Jisoo has been on the market since before Pattaya high season began, with owners even offering it back to the Shark group. Another Walking Street bar owner who inquired about buying it quoted a price of 10 million baht.
It’s now 6 million. Must not have been many takers at that price.
More Walking Dead
Soi 15 isn’t the only place to find the Walking Dead this Pattaya high season.
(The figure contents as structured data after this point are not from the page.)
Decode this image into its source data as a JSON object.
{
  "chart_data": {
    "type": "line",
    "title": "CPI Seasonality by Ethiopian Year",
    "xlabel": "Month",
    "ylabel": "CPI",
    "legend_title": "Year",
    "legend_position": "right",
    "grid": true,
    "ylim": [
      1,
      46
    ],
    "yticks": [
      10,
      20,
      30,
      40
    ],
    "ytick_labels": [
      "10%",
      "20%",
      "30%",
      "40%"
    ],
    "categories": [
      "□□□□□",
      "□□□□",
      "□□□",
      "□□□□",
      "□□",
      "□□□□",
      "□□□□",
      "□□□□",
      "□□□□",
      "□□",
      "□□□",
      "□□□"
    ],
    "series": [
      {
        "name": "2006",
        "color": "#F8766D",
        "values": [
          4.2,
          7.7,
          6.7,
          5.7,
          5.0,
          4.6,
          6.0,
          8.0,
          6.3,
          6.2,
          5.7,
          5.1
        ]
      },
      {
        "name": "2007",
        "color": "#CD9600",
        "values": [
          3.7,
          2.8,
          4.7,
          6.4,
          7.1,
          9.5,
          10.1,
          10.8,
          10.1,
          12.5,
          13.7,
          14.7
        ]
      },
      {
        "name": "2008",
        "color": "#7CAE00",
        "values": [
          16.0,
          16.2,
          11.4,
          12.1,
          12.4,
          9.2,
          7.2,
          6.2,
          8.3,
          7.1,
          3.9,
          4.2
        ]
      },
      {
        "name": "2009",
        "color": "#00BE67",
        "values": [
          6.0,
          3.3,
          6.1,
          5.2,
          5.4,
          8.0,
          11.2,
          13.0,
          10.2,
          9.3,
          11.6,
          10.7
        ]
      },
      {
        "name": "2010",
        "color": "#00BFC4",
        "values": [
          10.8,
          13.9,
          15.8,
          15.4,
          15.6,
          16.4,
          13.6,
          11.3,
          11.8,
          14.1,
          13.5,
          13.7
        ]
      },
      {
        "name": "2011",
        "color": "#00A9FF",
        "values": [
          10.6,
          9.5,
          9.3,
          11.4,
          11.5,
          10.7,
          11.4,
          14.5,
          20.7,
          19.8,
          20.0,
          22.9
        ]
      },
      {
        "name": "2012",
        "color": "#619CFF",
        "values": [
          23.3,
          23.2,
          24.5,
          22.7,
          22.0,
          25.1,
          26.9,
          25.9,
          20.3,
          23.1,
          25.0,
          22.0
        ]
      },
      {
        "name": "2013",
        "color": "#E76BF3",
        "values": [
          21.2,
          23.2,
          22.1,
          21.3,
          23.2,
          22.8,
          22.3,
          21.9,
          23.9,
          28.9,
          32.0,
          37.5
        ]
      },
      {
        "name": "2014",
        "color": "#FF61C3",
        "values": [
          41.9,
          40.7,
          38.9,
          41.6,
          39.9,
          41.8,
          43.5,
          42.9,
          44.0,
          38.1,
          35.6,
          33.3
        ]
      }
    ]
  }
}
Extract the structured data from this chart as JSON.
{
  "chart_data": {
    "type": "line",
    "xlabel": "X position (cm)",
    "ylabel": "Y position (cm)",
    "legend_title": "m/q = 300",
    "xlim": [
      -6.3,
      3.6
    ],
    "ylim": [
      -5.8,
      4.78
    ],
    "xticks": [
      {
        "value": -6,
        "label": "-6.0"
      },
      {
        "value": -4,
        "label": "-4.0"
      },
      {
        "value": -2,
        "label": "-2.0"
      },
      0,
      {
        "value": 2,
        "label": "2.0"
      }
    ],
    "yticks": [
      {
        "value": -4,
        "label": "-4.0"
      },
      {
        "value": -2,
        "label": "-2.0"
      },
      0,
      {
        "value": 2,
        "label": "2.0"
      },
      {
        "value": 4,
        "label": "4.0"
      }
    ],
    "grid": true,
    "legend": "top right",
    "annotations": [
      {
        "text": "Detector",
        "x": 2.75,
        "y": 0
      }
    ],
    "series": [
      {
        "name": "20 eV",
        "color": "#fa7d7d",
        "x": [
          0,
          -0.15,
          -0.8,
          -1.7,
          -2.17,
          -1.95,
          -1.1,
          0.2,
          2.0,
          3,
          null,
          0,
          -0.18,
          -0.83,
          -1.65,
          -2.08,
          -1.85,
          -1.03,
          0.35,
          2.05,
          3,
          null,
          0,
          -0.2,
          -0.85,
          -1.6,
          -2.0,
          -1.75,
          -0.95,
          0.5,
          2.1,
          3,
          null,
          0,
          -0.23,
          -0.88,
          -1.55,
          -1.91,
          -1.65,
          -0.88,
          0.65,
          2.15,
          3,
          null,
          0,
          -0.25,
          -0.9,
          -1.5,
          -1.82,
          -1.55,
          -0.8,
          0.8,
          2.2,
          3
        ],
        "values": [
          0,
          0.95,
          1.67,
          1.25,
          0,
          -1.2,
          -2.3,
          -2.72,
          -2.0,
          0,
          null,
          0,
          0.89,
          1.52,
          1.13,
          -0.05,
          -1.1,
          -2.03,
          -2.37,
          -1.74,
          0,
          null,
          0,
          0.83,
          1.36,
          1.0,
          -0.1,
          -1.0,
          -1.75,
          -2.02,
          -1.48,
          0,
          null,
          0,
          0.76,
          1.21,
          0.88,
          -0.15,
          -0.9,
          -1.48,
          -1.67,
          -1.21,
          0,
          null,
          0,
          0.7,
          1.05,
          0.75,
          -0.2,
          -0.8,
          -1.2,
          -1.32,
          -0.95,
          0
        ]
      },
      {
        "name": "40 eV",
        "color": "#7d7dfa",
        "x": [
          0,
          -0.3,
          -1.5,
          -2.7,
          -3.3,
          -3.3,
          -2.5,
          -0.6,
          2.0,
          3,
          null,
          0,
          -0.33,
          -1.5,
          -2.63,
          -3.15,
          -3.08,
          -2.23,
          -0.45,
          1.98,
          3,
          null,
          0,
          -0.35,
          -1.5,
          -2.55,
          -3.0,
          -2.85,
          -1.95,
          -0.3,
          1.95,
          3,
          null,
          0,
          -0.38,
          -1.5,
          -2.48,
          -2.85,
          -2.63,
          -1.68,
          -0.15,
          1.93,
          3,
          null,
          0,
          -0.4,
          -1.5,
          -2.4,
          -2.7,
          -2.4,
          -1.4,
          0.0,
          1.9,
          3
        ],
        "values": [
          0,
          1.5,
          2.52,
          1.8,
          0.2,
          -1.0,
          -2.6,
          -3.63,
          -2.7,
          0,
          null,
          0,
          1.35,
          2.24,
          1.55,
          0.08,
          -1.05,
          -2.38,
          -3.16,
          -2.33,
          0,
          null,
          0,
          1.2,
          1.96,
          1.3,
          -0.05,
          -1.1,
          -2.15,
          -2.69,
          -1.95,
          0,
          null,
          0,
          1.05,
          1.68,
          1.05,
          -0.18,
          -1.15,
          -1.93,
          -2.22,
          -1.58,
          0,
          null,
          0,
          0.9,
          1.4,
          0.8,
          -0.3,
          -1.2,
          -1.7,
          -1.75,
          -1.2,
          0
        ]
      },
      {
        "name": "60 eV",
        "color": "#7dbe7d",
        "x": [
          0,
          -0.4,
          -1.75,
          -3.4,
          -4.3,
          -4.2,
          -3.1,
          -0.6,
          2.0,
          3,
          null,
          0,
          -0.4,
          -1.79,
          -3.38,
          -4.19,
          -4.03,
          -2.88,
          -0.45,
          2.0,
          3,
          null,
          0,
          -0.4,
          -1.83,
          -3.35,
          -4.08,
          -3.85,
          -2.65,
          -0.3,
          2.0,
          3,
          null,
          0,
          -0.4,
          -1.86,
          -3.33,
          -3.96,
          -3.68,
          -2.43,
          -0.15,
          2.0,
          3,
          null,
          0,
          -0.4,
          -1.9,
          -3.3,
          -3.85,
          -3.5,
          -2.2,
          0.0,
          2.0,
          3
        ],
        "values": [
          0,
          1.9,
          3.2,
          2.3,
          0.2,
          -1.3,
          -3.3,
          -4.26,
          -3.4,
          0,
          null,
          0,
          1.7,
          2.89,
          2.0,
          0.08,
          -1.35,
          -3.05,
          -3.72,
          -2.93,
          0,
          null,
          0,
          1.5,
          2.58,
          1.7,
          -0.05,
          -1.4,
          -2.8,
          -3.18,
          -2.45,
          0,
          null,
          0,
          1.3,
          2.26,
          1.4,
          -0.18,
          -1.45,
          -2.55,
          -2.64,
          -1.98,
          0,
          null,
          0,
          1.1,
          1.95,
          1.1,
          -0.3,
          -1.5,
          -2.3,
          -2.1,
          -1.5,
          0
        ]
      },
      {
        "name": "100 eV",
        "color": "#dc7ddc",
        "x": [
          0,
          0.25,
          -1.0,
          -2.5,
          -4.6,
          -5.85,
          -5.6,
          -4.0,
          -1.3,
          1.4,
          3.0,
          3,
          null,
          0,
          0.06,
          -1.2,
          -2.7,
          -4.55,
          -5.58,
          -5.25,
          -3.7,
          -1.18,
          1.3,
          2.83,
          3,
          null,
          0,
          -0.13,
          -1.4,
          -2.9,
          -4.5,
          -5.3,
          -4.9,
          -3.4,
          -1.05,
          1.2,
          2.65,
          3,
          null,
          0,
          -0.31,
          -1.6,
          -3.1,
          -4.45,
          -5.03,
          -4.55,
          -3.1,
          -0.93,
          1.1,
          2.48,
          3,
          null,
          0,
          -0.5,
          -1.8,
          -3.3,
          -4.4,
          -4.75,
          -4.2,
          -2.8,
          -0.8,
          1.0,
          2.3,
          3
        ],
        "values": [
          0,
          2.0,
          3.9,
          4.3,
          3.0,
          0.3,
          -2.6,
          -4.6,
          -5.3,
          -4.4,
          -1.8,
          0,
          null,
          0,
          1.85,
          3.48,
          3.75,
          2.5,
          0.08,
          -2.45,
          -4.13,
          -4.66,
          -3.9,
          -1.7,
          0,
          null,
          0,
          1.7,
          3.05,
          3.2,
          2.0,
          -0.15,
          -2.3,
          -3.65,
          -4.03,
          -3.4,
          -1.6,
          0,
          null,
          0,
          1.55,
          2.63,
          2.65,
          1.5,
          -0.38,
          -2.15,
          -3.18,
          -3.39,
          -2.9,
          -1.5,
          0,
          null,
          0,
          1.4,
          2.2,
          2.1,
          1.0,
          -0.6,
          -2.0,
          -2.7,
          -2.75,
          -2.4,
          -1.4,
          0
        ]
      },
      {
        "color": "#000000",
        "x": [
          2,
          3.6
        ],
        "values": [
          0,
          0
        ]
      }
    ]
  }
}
In Walking Street’s southern end, deep into so-called “Indian Territory”, sit the shuttered Peppermint, a Pattaya institution that has been closed since April when the Korean boss stiffed the staff of their salaries and did a runner.
Dave Rave news reported in June then that a Filipino man had taken over the property and was renovating it, with the goal of reopening it as the Wolf Club this Pattaya high season.
Pattaya high season full moons have come and gone, but there’s been no howling from the Peppermint site.
Interesting, while the Peppermint brand certainly is done, the building still may one day host a go-go bar again. Why? There’s no “for sale” or “for rent” sign on the building, leading many to believe the Filipino still owns the bar.
Let’s Hit the Beach
Finally, it’s time to hit the beach on Soi Cowboy this weekend. What? You say there’s no beachfront properly on the Neon Alley? Well, the next closest thing will be at Vicky’s Secret on Saturday for their latest party.
The Vicky’s Beach party starts at 9 p.m. on Jan. 17 with happy hour prices all night and free shots for all.
Grab your beach gear, bring your crew and make some waves.
Bad Guys Go to Pattaya
For years, the sign atop King Café (and later Folk) on Walking Street carried Pattaya’s most famous slogan: “Good guys go to heaven, bad guys go to Pattaya”.
Alas, like so many Pattaya landmarks of yore, the sign is no more. Folk, which took over from King Café, closed last year and this Pattaya high season has been replaced by the Pattaya Beach Club. There’s no marquee above seating anymore, only a boring LED panel. You’ll just have a settle for a t-shirt now.